Nella notte tra il 6 ed il 7 settembre 1938, mercé chiave falsa, i ladri penetrano nei magazzini della SIRTI (Società Italiana Reti Telefoniche Interurbane) di Cosenza e rubano un trapano a mano, due biciclette ed una pinza universale. Le forze dell’ordine brancolano nel buio.
Passa una settimana, sono più o meno le 21,30 del 14 settembre, quando due uomini inforcano due biciclette e da Cosenza partono alla volta della frazione Corte del Comune di Aprigliano. Uno dei due porta un sacco semivuoto con dentro un trapano a mano, uno scalpello ed una pinza universale. In più, entrambi hanno in tasca una rivoltella.
Giunti sul posto, e precisamente sullo spiazzale da un lato costituito dalla rotabile Cosenza-Aprigliano-Sila e dagli altri tre da case di abitazione, nascondono le biciclette e vanno dritti verso la rivendita di tabacchi gestita da Rocco Cosentino, con l’evidente scopo di entrare e rubare tutto il possibile.
Il primo ostacolo da superare è una porta a vetri e nel forzarla uno dei due si procura un taglio ad una mano. Bestemmiando sottovoce, l’uomo tira fuori un fazzoletto e si tampona alla meglio la ferita. Poi si trovano davanti una porta di legno massiccio, rivestita di lamiera. Bisogna usare il trapano a mano per praticare un foro nel legno abbastanza largo da far entrare un braccio e sbloccare la serratura dall’interno. Lavorano di buona lena in silenzio, anche se la notte sembra amplificare ogni minimo rumore che potrebbe svegliare Rocco Cosentino, il quale sta dormendo al primo piano. Finalmente riescono ad aprire un buco quadrangolare di circa 15 centimetri e può bastare perché un braccio entra comodamente e il chiavistello può essere tirato e la porta aperta, senza che nessuno abbia sentito niente, almeno finora, almeno così sembra ai due ladri.
A questo punto i due uomini si dividono i compiti: uno, quello con la mano ferita, entra nella tabaccheria per arraffare contanti e valori bollati, mentre l’altro resta fuori a fare da palo, portando con sé le biciclette ed appiattendosi contro un muro ad una ventina di metri di distanza. Sono ormai le 3,00 del 15 settembre.
Ma i due hanno sbagliato a pensare che nessuno abbia sentito il rumore del trapano che forava il legno, perché Rocco Vigna, che dorme lì vicino con alcuni compagni di lavoro, li ha sentiti e, pensando che provengano da un magazzino attiguo alla tabaccheria, di proprietà di Rocco Tedesco, in silenzio va ad avvisarlo.
Tedesco, un omone che fa il macellaio, salta giù dal letto e si precipita in strada, seguito da Virginia Perri, dagli operai che lo hanno avvisato e da un paio di altre persone allarmate dall’inevitabile trambusto che si propaga da una casa all’altra.

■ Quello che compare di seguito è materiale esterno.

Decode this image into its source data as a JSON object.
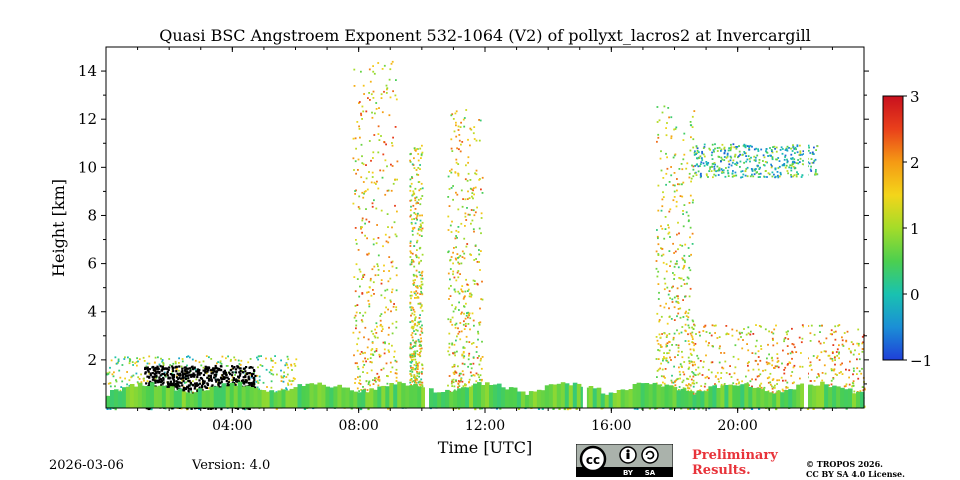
{
  "chart_data": {
    "type": "heatmap",
    "title": "Quasi BSC Angstroem Exponent 532-1064 (V2) of pollyxt_lacros2 at Invercargill",
    "xlabel": "Time [UTC]",
    "ylabel": "Height [km]",
    "xlim": [
      0,
      24
    ],
    "ylim": [
      0,
      15
    ],
    "x_ticks": [
      {
        "value": 4,
        "label": "04:00"
      },
      {
        "value": 8,
        "label": "08:00"
      },
      {
        "value": 12,
        "label": "12:00"
      },
      {
        "value": 16,
        "label": "16:00"
      },
      {
        "value": 20,
        "label": "20:00"
      }
    ],
    "y_ticks": [
      {
        "value": 2,
        "label": "2"
      },
      {
        "value": 4,
        "label": "4"
      },
      {
        "value": 6,
        "label": "6"
      },
      {
        "value": 8,
        "label": "8"
      },
      {
        "value": 10,
        "label": "10"
      },
      {
        "value": 12,
        "label": "12"
      },
      {
        "value": 14,
        "label": "14"
      }
    ],
    "colorbar": {
      "range": [
        -1,
        3
      ],
      "ticks": [
        {
          "value": 3,
          "label": "3"
        },
        {
          "value": 2,
          "label": "2"
        },
        {
          "value": 1,
          "label": "1"
        },
        {
          "value": 0,
          "label": "0"
        },
        {
          "value": -1,
          "label": "−1"
        }
      ],
      "colormap": [
        "#1f3fd8",
        "#1b8fd6",
        "#19c2b0",
        "#4ccf4f",
        "#a4dc29",
        "#f3d51a",
        "#f59a14",
        "#e9401b",
        "#c8101e"
      ]
    },
    "layers": [
      {
        "name": "boundary-layer",
        "x_range": [
          0,
          24
        ],
        "top_km": 0.6,
        "value": 0.6
      },
      {
        "name": "aerosol-layer-early",
        "x_range": [
          0,
          6
        ],
        "top_km": 2.2,
        "value": 0.8
      },
      {
        "name": "black-region",
        "x_range": [
          1.2,
          4.7
        ],
        "top_km": 1.8,
        "value": -1.5
      },
      {
        "name": "plume-08",
        "x_range": [
          7.8,
          9.2
        ],
        "top_km": 14.5,
        "value": 1.5
      },
      {
        "name": "plume-10",
        "x_range": [
          9.6,
          10.0
        ],
        "top_km": 11,
        "value": 1.2
      },
      {
        "name": "plume-11",
        "x_range": [
          10.8,
          11.9
        ],
        "top_km": 12.5,
        "value": 1.4
      },
      {
        "name": "plume-18",
        "x_range": [
          17.4,
          18.6
        ],
        "top_km": 12.6,
        "value": 1.3
      },
      {
        "name": "scatter-19-24",
        "x_range": [
          18.5,
          24
        ],
        "top_km": 3.5,
        "value": 1.6
      },
      {
        "name": "cirrus-20",
        "x_range": [
          18.6,
          22.5
        ],
        "top_km": 11,
        "value": 0.2
      }
    ],
    "data_gaps_utc": [
      10.1,
      15.1,
      22.1
    ]
  },
  "footer": {
    "date": "2026-03-06",
    "version": "Version: 4.0",
    "preliminary_line1": "Preliminary",
    "preliminary_line2": "Results.",
    "copyright_line1": "© TROPOS 2026.",
    "copyright_line2": "CC BY SA 4.0 License.",
    "license_badge": {
      "cc": "cc",
      "by": "BY",
      "sa": "SA"
    }
  }
}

La porta del suo magazzino è intatta, ma quella della tabaccheria è socchiusa e quindi è certo che lì dentro sono entrati i ladri.
L’uomo all’interno della tabaccheria sta per tirate l’ultimo colpo di scalpello alla serratura del cassetto dove ci devono essere i soldi ed i valori bollati e non si accorge di ciò che sta avvenendo fuori. Anche il palo è sorpreso dall’improvvisa comparsa di quell’omone e finché si decide a fischiare nel modo convenuto è ormai tardi: Rocco Tedesco sta entrando e contemporaneamente urla per avvisare l’ignaro proprietario della tabaccheria:
– Zù Rocco! I ladri!
Rocco Tedesco è dentro. Il ladro è sorpreso e non fa in tempo a sottrarsi alla morsa di quelle enormi mani che serrano i suoi polsi e lo stanno trascinando fuori.
– Ti ho conosciuto! – gli urla Tedesco.
– Rocchino, lasciami o ti ammazzo! – e se lo ha chiamato per nome vuol dire che anche il ladro ha riconosciuto chi lo sta bloccando. Ma Rocco Tedesco, nella concitazione di quei brevi istanti, per di più praticamente al buio, non si è accorto che il ladro è riuscito a cavare dalla tasca la rivoltella e quella che gli è sembrata una ridicola minaccia, si trasforma in tragedia perché il ladro gli spara due colpi a bruciapelo, ferendolo a morte.
Rocco Tedesco, rantolando fa qualche passo, poi cade a terra gridando:
– Zù Rocco, son morto!
Ed è morto per davvero perché l’unico proiettile che lo ha colpito gli ha attraversato dall’alto verso il basso tutto un polmone ed uscendo dalla regione posteriore del torace, lateralmente alla sesta vertebra, ha reciso tutte le arterie che ha incontrato nella sua pazza traiettoria.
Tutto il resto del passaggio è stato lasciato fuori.